How can we help principled flatlanders understand the changes taking place in our young adventurer’s interior economy? The scope of his dizzying equations grew. Where previously, by yielding just slightly, he had not found it easy to separate the “now” of today from that of yesterday, or the day before yesterday, or the day before that, when all were alike as peas in a pod, of late that same “now” was apt, even likely, to muddle its present with a present that had prevailed a month or a year before, and to fuse into an “always.” But since his moral states of consciousness kept “still,” “again,” and “next” separate to some extent, the temptation grew to expand relational terms like “yesterday” and “tomorrow”—words by which “today” holds the past and the future at arm’s length—and to apply them to still larger contexts.
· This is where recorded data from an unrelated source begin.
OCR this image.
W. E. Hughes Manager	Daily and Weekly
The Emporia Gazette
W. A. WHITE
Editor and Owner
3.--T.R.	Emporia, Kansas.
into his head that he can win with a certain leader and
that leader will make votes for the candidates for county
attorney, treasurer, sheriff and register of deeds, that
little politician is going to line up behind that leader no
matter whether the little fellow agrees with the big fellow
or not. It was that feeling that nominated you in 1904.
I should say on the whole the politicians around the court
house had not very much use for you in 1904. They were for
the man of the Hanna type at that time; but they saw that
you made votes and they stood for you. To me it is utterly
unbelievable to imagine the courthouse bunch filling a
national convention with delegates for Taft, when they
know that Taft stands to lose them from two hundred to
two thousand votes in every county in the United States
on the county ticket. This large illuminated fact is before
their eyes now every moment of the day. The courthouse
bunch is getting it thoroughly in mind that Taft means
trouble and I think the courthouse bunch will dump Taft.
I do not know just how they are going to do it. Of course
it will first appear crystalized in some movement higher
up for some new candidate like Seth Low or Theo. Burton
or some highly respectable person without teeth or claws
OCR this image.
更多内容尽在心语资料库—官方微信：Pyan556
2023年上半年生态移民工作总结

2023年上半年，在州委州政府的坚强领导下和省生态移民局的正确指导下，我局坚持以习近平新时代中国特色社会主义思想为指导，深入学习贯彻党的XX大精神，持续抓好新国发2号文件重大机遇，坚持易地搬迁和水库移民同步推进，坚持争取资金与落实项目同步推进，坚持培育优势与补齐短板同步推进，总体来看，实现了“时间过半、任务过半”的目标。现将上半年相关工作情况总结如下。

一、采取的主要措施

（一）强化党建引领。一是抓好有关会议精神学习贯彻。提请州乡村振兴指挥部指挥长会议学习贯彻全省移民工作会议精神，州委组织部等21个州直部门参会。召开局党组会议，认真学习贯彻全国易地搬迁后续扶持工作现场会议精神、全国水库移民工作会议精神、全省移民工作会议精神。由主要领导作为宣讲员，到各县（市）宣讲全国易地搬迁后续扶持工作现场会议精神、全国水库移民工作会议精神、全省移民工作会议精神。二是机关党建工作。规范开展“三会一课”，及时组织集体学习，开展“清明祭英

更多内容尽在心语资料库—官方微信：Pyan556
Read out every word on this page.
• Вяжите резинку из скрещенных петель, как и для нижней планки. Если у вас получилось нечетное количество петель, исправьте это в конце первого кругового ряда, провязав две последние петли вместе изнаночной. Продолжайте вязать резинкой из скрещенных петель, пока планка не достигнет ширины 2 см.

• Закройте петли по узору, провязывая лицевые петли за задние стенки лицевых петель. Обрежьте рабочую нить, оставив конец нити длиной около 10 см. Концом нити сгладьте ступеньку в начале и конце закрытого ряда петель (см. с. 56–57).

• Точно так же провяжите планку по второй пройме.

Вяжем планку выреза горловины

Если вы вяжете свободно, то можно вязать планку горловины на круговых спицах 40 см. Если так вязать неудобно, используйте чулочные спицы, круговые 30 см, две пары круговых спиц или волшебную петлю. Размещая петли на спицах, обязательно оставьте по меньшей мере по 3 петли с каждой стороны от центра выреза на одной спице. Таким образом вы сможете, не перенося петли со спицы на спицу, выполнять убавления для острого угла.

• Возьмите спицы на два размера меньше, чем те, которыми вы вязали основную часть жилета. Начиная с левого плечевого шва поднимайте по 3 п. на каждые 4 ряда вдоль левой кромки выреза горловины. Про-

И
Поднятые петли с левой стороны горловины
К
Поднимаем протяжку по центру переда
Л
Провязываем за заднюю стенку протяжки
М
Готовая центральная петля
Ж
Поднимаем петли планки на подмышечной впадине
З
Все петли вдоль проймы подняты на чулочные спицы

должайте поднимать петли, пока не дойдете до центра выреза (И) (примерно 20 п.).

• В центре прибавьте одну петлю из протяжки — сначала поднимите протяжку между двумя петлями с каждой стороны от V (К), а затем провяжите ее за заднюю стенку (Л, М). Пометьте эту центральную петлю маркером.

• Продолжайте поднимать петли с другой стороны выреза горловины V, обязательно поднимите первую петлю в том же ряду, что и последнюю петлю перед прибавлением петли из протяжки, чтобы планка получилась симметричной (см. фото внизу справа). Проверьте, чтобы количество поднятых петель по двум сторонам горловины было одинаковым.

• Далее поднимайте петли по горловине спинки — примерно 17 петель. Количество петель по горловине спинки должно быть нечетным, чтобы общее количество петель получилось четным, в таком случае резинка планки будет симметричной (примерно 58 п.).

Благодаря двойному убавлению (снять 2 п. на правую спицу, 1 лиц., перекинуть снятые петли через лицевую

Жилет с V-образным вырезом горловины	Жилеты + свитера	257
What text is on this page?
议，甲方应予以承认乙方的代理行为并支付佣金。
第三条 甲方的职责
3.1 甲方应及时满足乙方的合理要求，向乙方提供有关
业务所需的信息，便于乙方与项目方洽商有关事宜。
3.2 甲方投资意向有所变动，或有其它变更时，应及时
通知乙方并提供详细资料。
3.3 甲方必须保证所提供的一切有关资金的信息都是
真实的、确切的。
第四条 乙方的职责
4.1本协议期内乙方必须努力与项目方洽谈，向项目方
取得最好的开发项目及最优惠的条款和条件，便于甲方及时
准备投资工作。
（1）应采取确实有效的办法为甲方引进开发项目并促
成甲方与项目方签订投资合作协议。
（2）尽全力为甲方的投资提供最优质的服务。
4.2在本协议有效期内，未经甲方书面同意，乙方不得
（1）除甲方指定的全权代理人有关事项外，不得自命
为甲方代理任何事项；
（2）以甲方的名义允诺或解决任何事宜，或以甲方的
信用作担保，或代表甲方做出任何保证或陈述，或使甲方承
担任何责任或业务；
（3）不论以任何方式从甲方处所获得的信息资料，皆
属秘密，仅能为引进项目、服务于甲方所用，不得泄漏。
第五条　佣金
It is not difficult to imagine creatures, on smaller planets perhaps, who administer a miniaturized time and for whose “short” life the nimble, mincing steps of our second hand possess the dogged spatial frugality of an hour hand. But it is also possible to imagine creatures whose space requires time to move at a pace so monumental that in their experience our terms for describing intervals like “just now” and “in a bit” acquire the vastly expanded meaning of “yesterday” and “tomorrow.” That would be, we repeat, not only possible, but when viewed in the spirit of a tolerant relativism a la “when in Rome,” it might also be considered legitimate, healthy, and respectable. But what should one think of a son of this earth—at an age, moreover, when a day, a week, a month, a semester should play an important role in life and bring a great many changes and much progress—who one day acquires the disgraceful habit, or at least yields occasionally to the pleasure, of saying “yesterday” for “a year ago” and “tomorrow” for “a year from now”? There is no doubt that it would be appropriate to judge him as “lost and confused” and worthy of our gravest concern.